Tra questi ultimi va segnalato l’incantevole esibizione di Erlend Øye (norvegese di Bergen naturalizzato siracusano) al tramonto. Chitarra e voce, abbarbicato su uno dei bastioni del castello, l’ex Kings Of Convenience ha inscenato una sorta di inno acustico alla luna che nel frattempo saliva nello scenario alle sue spalle. Qualche minuto dopo, nel main stage, è toccato a Cesare Basile mettere in scena i suoi canti in vernacolo tra folk e rock tribale e poi ancora a James Holden che con i suoi Animal Spirits ha tessuto trame davvero fluorescenti e ipnotiche. Il Producer inglese si è accompagnato a Tom Page dei Rocket Number One alla batteria, Etienne Jaumet al sax, Marcus Hamblett alla cornetta e Lascelle Gordon alle percussioni per un set che, come il suo ultimo album, ha abbracciato una sorta di trance multietnica legata al jazz terzomondista di Don Cherry e Pharoah Sanders e deviata verso il 2018 dal suo abile manovrìo alle macchine e alla loop machine.

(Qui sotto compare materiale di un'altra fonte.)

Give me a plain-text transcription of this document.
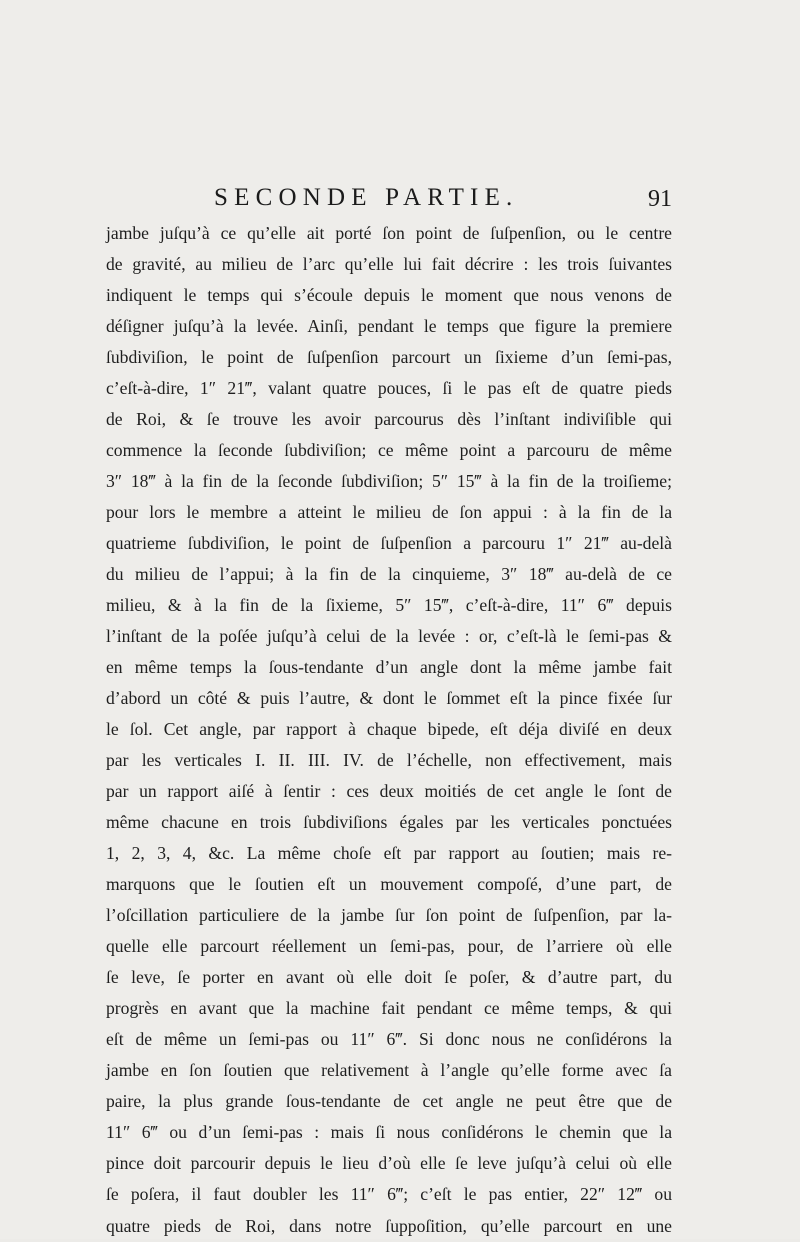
SECONDE PARTIE.	91
jambe juſqu’à ce qu’elle ait porté ſon point de ſuſpenſion, ou le centre
de gravité, au milieu de l’arc qu’elle lui fait décrire : les trois ſuivantes
indiquent le temps qui s’écoule depuis le moment que nous venons de
déſigner juſqu’à la levée. Ainſi, pendant le temps que figure la premiere
ſubdiviſion, le point de ſuſpenſion parcourt un ſixieme d’un ſemi-pas,
c’eſt-à-dire, 1″ 21‴, valant quatre pouces, ſi le pas eſt de quatre pieds
de Roi, & ſe trouve les avoir parcourus dès l’inſtant indiviſible qui
commence la ſeconde ſubdiviſion; ce même point a parcouru de même
3″ 18‴ à la fin de la ſeconde ſubdiviſion; 5″ 15‴ à la fin de la troiſieme;
pour lors le membre a atteint le milieu de ſon appui : à la fin de la
quatrieme ſubdiviſion, le point de ſuſpenſion a parcouru 1″ 21‴ au-delà
du milieu de l’appui; à la fin de la cinquieme, 3″ 18‴ au-delà de ce
milieu, & à la fin de la ſixieme, 5″ 15‴, c’eſt-à-dire, 11″ 6‴ depuis
l’inſtant de la poſée juſqu’à celui de la levée : or, c’eſt-là le ſemi-pas &
en même temps la ſous-tendante d’un angle dont la même jambe fait
d’abord un côté & puis l’autre, & dont le ſommet eſt la pince fixée ſur
le ſol. Cet angle, par rapport à chaque bipede, eſt déja diviſé en deux
par les verticales I. II. III. IV. de l’échelle, non effectivement, mais
par un rapport aiſé à ſentir : ces deux moitiés de cet angle le ſont de
même chacune en trois ſubdiviſions égales par les verticales ponctuées
1, 2, 3, 4, &c. La même choſe eſt par rapport au ſoutien; mais re-
marquons que le ſoutien eſt un mouvement compoſé, d’une part, de
l’oſcillation particuliere de la jambe ſur ſon point de ſuſpenſion, par la-
quelle elle parcourt réellement un ſemi-pas, pour, de l’arriere où elle
ſe leve, ſe porter en avant où elle doit ſe poſer, & d’autre part, du
progrès en avant que la machine fait pendant ce même temps, & qui
eſt de même un ſemi-pas ou 11″ 6‴. Si donc nous ne conſidérons la
jambe en ſon ſoutien que relativement à l’angle qu’elle forme avec ſa
paire, la plus grande ſous-tendante de cet angle ne peut être que de
11″ 6‴ ou d’un ſemi-pas : mais ſi nous conſidérons le chemin que la
pince doit parcourir depuis le lieu d’où elle ſe leve juſqu’à celui où elle
ſe poſera, il faut doubler les 11″ 6‴; c’eſt le pas entier, 22″ 12‴ ou
quatre pieds de Roi, dans notre ſuppoſition, qu’elle parcourt en une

Dopo di lui è arrivato il ciclone Omar Souleyman. Accompagnato solo da un fido tastierista (incaricato anche della gestione delle basi ritmiche) il vocalist siriano lanciato in occidente dalla produzione di Four Tet, ha incendiato con la sua «dabka» l’arena dell’Ortigia Sound System certificando il fatto che una musica per i matrimoni di Damasco può essere senza problemi trasferita in un festival di musica elettronica europeo. Il problema casomai era tutto a carico di Dan Shake, dj di Detroit licenziato dalla Mahogani Music che nel set successivo ha dovuto far rientrare il pubblico nei ranghi, ma il suo dj set che attinge all’afrobeat era comunque perfetto per quest’opera di torrida decompressione.

Altri momenti topici della rassegna: il dj set trascinante di Hot Chip Megamix, il live del trio di Kamal Williams, il set acustico dei siciliani Da Black Jesus, le filastrocche trascinanti del rapper londinese di origini latinoamericane Timothy Lacoste, la sofisticata electro dell’irlandese trapiantata a Liverpool Orlagh Dooley aka Or:La, la potente carovana partenopea della serata finale con Mystic Jungle, Filippo Zenna e sopratutto Nu Guinea impegnati in dj set ispiratissimi e trascinanti. Non si può dire la stessa cosa di Alba Farelo, in arte Bad Gyal, novità da esportazione della scena catalana, alfiera di un mix di trap, reggaeton e dancehall che se regge il tracciato di un videoclip si perde rovinosamente nell’itinerario più esteso di un’esibizione live. L’autotune non sempre funziona da ciambella salvagente, perlomeno non l’ha fatto nel mare di Ortigia.